Résumé de la décision
Dans cette affaire, plusieurs parties, dont les époux X..., les époux Y..., Mme Z..., M. A... et M. B..., contestent la compatibilité des articles L. 12-1 et L. 12-2 du code de l'expropriation pour cause d'utilité publique avec les articles 16 et 17 de la Déclaration des droits de l'homme et du citoyen de 1789. La Cour de cassation, dans son arrêt du 26 mai 2011, a jugé que les questions soulevées ne présentaient pas un caractère sérieux. Elle a conclu qu'il n'y avait pas lieu de renvoyer ces questions au Conseil constitutionnel, en soulignant que l'acquisition de propriété par voie d'expropriation est soumise à la condition préalable d'une déclaration d'utilité publique établie par un arrêté.
Arguments pertinents
Les principaux arguments de la décision peuvent être résumés comme suit :
1. Absence de caractère sérieux des questions posées : La Cour indique que le caractère sérieux des questions soulevées par les requérants n'est pas établi. En effet, le juge de l’expropriation agit après qu'une déclaration d'utilité publique a été légalement constatée, ce qui garantit la régularité de la procédure.

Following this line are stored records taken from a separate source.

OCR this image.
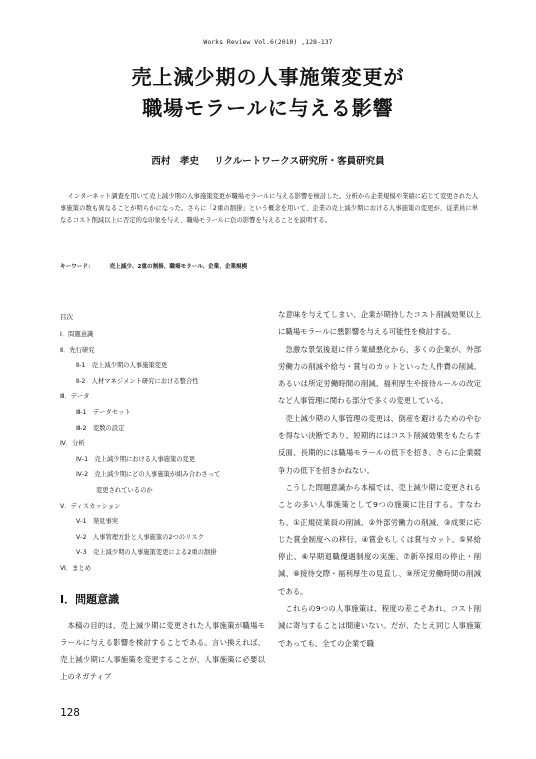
Works Review Vol.6(2010) ,128-137
売上減少期の人事施策変更が
職場モラールに与える影響
西村　孝史 リクルートワークス研究所・客員研究員
インターネット調査を用いて売上減少期の人事施策変更が職場モラールに与える影響を検討した。分析から企業規模や業績に応じて変更された人事施策の数も異なることが明らかになった。さらに「2重の割掛」という概念を用いて、企業の売上減少期における人事施策の変更が、従業員に単なるコスト削減以上に否定的な印象を与え、職場モラールに負の影響を与えることを説明する。
キーワード：	売上減少、2重の割掛、職場モラール、企業、企業規模
目次
Ⅰ．問題意識
Ⅱ．先行研究
Ⅱ-1　売上減少期の人事施策変更
Ⅱ-2　人材マネジメント研究における整合性
Ⅲ．データ
Ⅲ-1　データセット
Ⅲ-2　変数の設定
Ⅳ．分析
Ⅳ-1　売上減少期における人事施策の変更
Ⅳ-2　売上減少期にどの人事施策が組み合わさって
変更されているのか
Ⅴ．ディスカッション
Ⅴ-1　発見事実
Ⅴ-2　人事管理方針と人事施策の2つのリスク
Ⅴ-3　売上減少期の人事施策変更による2重の割掛
Ⅵ．まとめ
Ⅰ．問題意識

本稿の目的は、売上減少期に変更された人事施策が職場モラールに与える影響を検討することである。言い換えれば、売上減少期に人事施策を変更することが、人事施策に必要以上のネガティブ

な意味を与えてしまい、企業が期待したコスト削減効果以上に職場モラールに悪影響を与える可能性を検討する。

急激な景気後退に伴う業績悪化から、多くの企業が、外部労働力の削減や給与・賞与のカットといった人件費の削減、あるいは所定労働時間の削減、福利厚生や接待ルールの改定など人事管理に関わる部分で多くの変更している。

売上減少期の人事管理の変更は、倒産を避けるためのやむを得ない決断であり、短期的にはコスト削減効果をもたらす反面、長期的には職場モラールの低下を招き、さらに企業競争力の低下を招きかねない。

こうした問題意識から本稿では、売上減少期に変更されることの多い人事施策として9つの施策に注目する。すなわち、①正規従業員の削減、②外部労働力の削減、③成果に応じた賞金制度への移行、④賞金もしくは賞与カット、⑤昇給停止、⑥早期退職優遇制度の実施、⑦新卒採用の停止・削減、⑧接待交際・福利厚生の見直し、⑨所定労働時間の削減である。

これらの9つの人事施策は、程度の差こそあれ、コスト削減に寄与することは間違いない。だが、たとえ同じ人事施策であっても、全ての企業で職

128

2. Nature de l'intervention du juge d'expropriation : La décision précise que le rôle du juge de l'expropriation se limite à vérifier la régularité formelle de la procédure administrative et à constater l’existence d’un arrêté de cessibilité et d’une déclaration d’utilité publique. Il ne s’agit pas pour lui de juger du fond des questions de constitutionnalité à ce stade.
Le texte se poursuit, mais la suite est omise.